À cet égard, Draghi peut être assuré que les autorités de l'UE sont les premières à savoir qu'il y aura des élections générales dans son pays en mars-avril 2023 et que le risque que le populisme de gauche (Mouvement 5 étoiles) et le populisme de droite (Ligue de Salvini) reprennent le contrôle de la situation ne peut être pris à nouveau. En réalité, Cinq étoiles n'a rien à faire dans les élections de 2023, car il s'est révélé être un tel fiasco qu'il est devenu une sorte de "filiale" du Parti démocratique (PD), qui devra trouver une place pour certains de ses dirigeants sur les listes électorales. Mais la Ligue de Salvini, désormais sans discours, mais à tout moment prête à utiliser la démagogie, l'ultra-nationalisme et l'anti-européanisme, saisirait plus que jamais cette opportunité maintenant que le politicien lombard a sombré dans les sondages et doit tout faire pour redevenir l'homme politique le plus populaire du pays.

Une autre question est de savoir dans quelle mesure les pays dits "frugaux" - Autriche, Pays-Bas, Danemark, Finlande et Suède - seront "flexibles". Car si l'Allemagne a désormais un chancelier social-démocrate, aux commandes des Finances (le portefeuille le plus étroitement lié aux dépenses nationales et européennes) se trouvent les libéraux de Christian Lindner, connus pour contrôler l'orthodoxie budgétaire, baisser les impôts et réduire toutes les dépenses du secteur public.

En ce moment, tout est paralysé par la guerre avec l'Ukraine, qui pourrait entraîner une augmentation très importante du coût de la vie dans l'UE. Mais cela n'empêche pas les négociations sur les conditions budgétaires pour 2023 et au-delà, et, au moins pour le moment, la seule chose qu'il sait, c'est qu'il y a un refus catégorique de l'Allemagne de modifier le ratio de 60% de la dette nationale par rapport au PIB établi à Maastricht en février 1992. A partir de là, nous verrons comment se déroule la négociation, qui s'annonce très dure.

Il n'est pas illusoire de penser que la même dette pourrait passer de 60 à 80 %, voire à 100 %. Mais même dans ce cas, l'économie transalpine se situerait encore à plus de 50 points au-dessus de ce niveau, conditionnant fortement sa capacité de dépense publique dans la décennie suivante. Bien sûr, la situation est pire pour l'Espagne qui, contrairement à l'Italie, n'a pas comme garantie de paiement le riche nord industriel que possèdent les Italiens, ni un homme du poids spécifique du banquier et de l'économiste romain. Le fait est que, sauf imprévu, le président Mattarella devra convoquer des élections pour mars-avril 2023, mais Sánchez, lui, a de moins en moins de chances de terminer son mandat en Espagne, qui doit se terminer en novembre 2023.

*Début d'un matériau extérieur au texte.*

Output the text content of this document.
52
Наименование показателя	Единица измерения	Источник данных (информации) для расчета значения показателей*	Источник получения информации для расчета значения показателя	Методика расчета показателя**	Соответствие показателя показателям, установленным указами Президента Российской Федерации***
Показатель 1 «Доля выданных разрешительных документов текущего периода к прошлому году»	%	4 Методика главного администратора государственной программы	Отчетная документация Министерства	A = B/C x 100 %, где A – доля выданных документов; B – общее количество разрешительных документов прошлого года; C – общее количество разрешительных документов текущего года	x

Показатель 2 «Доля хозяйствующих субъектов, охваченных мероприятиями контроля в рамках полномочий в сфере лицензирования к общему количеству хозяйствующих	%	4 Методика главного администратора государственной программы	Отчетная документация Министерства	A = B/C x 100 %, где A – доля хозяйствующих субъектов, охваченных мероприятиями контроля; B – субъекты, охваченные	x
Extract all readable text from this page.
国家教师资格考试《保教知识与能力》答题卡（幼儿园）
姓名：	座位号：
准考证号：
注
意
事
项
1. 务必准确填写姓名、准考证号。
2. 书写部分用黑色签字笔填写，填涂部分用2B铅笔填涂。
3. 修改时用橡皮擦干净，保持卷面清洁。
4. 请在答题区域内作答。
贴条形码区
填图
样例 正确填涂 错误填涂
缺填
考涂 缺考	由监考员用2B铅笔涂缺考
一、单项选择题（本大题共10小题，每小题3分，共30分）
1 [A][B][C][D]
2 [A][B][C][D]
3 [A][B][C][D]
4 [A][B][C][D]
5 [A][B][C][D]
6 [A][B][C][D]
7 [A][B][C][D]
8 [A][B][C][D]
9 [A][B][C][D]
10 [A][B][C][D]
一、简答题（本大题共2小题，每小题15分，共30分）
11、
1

La vérité est que, bien que personne ne puisse mettre en doute la valeur et le bon travail de Mario Draghi en tant que président du Conseil des ministres (ce qui continuera certainement l'année prochaine lorsque, très probablement, il deviendra le nouveau président de la République après la démission volontaire de Sergio Mattarella pour des raisons d'âge), cette dette publique, qui remonte essentiellement aux années soixante-dix et quatre-vingt du siècle dernier, pèse comme un véritable fardeau. Et seul un miracle peut l'empêcher de cesser de l'être et de conditionner, maintenant et à l'avenir, toute politique économique.

Pablo Martín de Santa Olalla Saludes est professeur au Centro Universitario ESERP et auteur du livre "Historia de la Italia republicana (1946-2021)" (Madrid, Sílex Ediciones, 2021)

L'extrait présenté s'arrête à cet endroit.